PHLDA3 promotes lung adenocarcinoma cell proliferation and invasion via activation of the Wnt signaling pathway
The PHLDA3 gene encodes a small 127 amino acid protein with a pleckstrin homology (PH)-only domain. The expression and significance of PHLDA3 in lung cancer remain unclear. Here, we investigated the role of PHLDA3 in tumor proliferation and invasion in lung adenocarcinoma. Immunohistochemistry and immunoblotting analyses were used to assess PHLDA3 expression in lung cancer tissues, and its correlation with clinicopathological factors in lung cancer. Plasmids encoding PHLDA3 and small interfering RNA against PHLDA3 were used to regulate the expression of PHLDA3 in lung cancer cells. Furthermore, the effects of PHLDA3 on lung cancer cell proliferation and invasion were investigated using the MTS, colony formation, Matrigel invasion, and wound healing assays. Co-immunoprecipitation analysis and inhibitors of both the Wnt signaling pathway and GSK3β were used to explore the regulatory mechanisms underlying the role of PHLDA3 in lung cancer cells. PHLDA3 was found to be overexpressed in lung cancer tissues, and its expression was correlated with poor outcomes in lung adenocarcinoma patients.
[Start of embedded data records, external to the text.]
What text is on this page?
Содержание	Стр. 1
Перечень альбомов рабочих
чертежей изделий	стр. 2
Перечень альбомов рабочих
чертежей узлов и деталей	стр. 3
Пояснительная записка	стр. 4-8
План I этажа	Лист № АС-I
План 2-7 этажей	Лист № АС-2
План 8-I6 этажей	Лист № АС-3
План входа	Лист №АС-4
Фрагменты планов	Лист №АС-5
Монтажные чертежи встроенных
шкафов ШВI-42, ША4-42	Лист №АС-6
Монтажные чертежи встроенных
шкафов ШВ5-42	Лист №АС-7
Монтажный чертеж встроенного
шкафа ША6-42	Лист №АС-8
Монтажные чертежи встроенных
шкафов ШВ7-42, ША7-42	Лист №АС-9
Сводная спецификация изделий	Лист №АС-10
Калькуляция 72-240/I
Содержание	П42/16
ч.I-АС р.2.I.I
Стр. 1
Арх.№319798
PHLDA3 expression promoted the proliferation, invasion, and migration of lung cancer cells. Overexpression of PHLDA3 activated the Wnt signaling pathway and facilitated epithelial–mesenchymal transition. Inhibition of Wnt signaling pathway activity, using XAV-939, reversed the effects of PHLDA3 overexpression in lung cancer cells; moreover, PHLDA3 could bind to GSK3β. Inhibition of GSK3β activity, using CHIR-99021, restored the proliferative and invasive abilities of PHLDA3 knockdown cells. Our findings demonstrate that PHLDA3 is highly expressed in lung adenocarcinomas and is correlated with poor outcomes. Furthermore, it promotes the proliferation and invasion of lung cancer cells by activating the Wnt signaling pathway. This paper demonstrates that PHLDA3 is highly expressed in lung adenocarcinomas and correlates with poor outcome. PHLDA3, in conjunction with GSK3β, promotes the proliferation and invasion of lung cancer cells by activating the Wnt signaling pathway, and facilitates epithelial–mesenchymal transition.